Struktur. Architektur. Prinzip.

Bewusstsein ist in meiner Arbeit kein psychologischer Zustand und keine innere Erfahrung. Es ist Struktur. Es ist die Ordnung, die allem zugrunde liegt, bevor Form entsteht. Bewusstsein ist die vertikale Achse, an der sich Realität ausrichtet – nicht das, was wir fühlen oder denken, sondern das, was trägt, bevor etwas gedacht oder gefühlt wird.

Ich arbeite mit Bewusstsein nicht als Inhalt, sondern als Prinzip. Es ist nicht persönlich, nicht emotional, nicht biografisch. Bewusstsein ist das Unveränderliche, das Unverhandelbare, das, was bleibt, wenn alles Zufällige, Reaktive und Weltliche abfällt. Es ist die klare Linie, die durch alles hindurchgeht und alles ordnet.

In meinen Werken erscheint Bewusstsein als Architektur. Linien sind keine Linien – sie sind Vektoren. Zentren sind keine Motive – sie sind Fixpunkte. Symbole sind keine Bilder – sie sind Gesetzmäßigkeiten. Farbe ist kein Ausdruck – sie ist ein Zustand.

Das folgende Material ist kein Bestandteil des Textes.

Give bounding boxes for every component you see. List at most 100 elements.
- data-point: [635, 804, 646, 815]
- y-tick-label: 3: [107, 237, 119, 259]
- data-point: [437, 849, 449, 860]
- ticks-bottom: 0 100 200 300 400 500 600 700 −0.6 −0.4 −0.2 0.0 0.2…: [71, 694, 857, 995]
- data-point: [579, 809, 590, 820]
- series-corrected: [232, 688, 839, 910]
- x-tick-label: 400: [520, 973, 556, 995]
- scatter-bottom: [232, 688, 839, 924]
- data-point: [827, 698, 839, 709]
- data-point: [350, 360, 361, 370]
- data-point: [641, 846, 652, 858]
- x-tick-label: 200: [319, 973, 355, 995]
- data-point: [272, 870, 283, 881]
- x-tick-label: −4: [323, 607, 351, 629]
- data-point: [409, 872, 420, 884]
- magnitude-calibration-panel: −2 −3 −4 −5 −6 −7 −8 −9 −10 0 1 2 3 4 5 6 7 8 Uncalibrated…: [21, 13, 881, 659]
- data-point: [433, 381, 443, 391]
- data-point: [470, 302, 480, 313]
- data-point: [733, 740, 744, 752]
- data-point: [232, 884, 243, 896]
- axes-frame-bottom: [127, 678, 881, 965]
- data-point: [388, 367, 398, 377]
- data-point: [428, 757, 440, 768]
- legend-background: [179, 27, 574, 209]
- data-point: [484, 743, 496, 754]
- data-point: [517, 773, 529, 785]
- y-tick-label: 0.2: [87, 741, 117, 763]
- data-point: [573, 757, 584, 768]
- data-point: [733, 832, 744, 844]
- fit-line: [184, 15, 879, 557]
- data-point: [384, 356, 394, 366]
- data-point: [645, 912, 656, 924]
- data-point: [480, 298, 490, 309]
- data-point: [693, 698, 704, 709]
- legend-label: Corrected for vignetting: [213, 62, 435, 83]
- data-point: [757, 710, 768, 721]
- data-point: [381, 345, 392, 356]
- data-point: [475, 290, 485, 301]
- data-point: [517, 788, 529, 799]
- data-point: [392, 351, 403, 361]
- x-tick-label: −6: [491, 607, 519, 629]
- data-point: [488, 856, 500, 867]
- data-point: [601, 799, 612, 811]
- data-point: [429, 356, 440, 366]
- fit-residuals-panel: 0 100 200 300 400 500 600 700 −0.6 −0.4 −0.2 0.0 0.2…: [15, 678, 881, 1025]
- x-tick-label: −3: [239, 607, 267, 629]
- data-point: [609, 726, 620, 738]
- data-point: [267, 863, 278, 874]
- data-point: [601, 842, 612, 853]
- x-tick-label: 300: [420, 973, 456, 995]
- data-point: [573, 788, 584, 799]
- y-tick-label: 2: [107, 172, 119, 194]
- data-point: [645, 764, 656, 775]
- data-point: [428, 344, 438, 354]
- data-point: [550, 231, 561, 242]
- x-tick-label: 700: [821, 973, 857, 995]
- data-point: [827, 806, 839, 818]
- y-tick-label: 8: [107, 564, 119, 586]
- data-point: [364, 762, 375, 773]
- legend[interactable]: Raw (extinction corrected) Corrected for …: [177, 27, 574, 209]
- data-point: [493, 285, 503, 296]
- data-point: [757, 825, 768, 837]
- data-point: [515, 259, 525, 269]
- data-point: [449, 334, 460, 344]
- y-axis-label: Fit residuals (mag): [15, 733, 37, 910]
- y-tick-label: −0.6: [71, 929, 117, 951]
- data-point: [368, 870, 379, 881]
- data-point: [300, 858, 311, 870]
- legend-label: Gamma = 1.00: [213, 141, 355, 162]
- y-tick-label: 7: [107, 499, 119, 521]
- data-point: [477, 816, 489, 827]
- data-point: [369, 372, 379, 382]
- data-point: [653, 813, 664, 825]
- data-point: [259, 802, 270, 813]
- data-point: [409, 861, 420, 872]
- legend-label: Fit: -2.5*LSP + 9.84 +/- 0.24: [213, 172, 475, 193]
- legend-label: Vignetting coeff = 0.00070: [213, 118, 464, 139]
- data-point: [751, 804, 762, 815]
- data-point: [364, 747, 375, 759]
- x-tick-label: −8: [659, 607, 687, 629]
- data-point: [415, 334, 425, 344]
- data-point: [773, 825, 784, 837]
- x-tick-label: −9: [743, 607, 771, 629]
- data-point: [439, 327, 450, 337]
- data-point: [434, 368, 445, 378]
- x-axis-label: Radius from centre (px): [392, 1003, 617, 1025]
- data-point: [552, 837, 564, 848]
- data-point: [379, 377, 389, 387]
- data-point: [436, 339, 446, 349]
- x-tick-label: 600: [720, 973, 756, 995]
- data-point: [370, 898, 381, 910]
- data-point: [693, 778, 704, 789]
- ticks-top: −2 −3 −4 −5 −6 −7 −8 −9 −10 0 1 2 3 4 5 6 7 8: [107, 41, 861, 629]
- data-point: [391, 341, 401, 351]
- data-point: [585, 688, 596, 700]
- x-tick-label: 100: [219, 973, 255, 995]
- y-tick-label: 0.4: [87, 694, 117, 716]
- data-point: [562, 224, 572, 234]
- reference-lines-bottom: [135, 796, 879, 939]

Gold markiert das Prinzip. Weiß markiert Raum. Blau markiert Tiefe. Schwarz markiert Ursprung. Diese Farben kommunizieren nicht, sie definieren.

Bewusstsein ist in meiner Kunst kein Prozess, den man durchläuft, sondern eine Setzung, die man erkennt. Es ist die Klarheit, die nicht erklärt werden muss, weil sie sich selbst trägt. Es ist die Präsenz, die nicht reagiert, weil sie nicht abhängig ist. Es ist die Ordnung, die nicht aus dieser Welt stammt, aber in dieser Welt Form annimmt.

Meine Kunst zeigt Bewusstsein nicht als Geschichte, sondern als Gesetz. Nicht als Gefühl, sondern als Feld. Nicht als Symbolik, sondern als Strukturprinzip. Sie macht sichtbar, was jenseits des Persönlichen liegt – das, was C. G. Jung als Individuation beschreibt: das Werden dessen, was man seinem innersten Wesen nach ist.

Bewusstsein ist die vertikale Linie, an der sich alles ordnet. Meine Kunst ist ihre Manifestation: präzise, souverän, unbestechlich.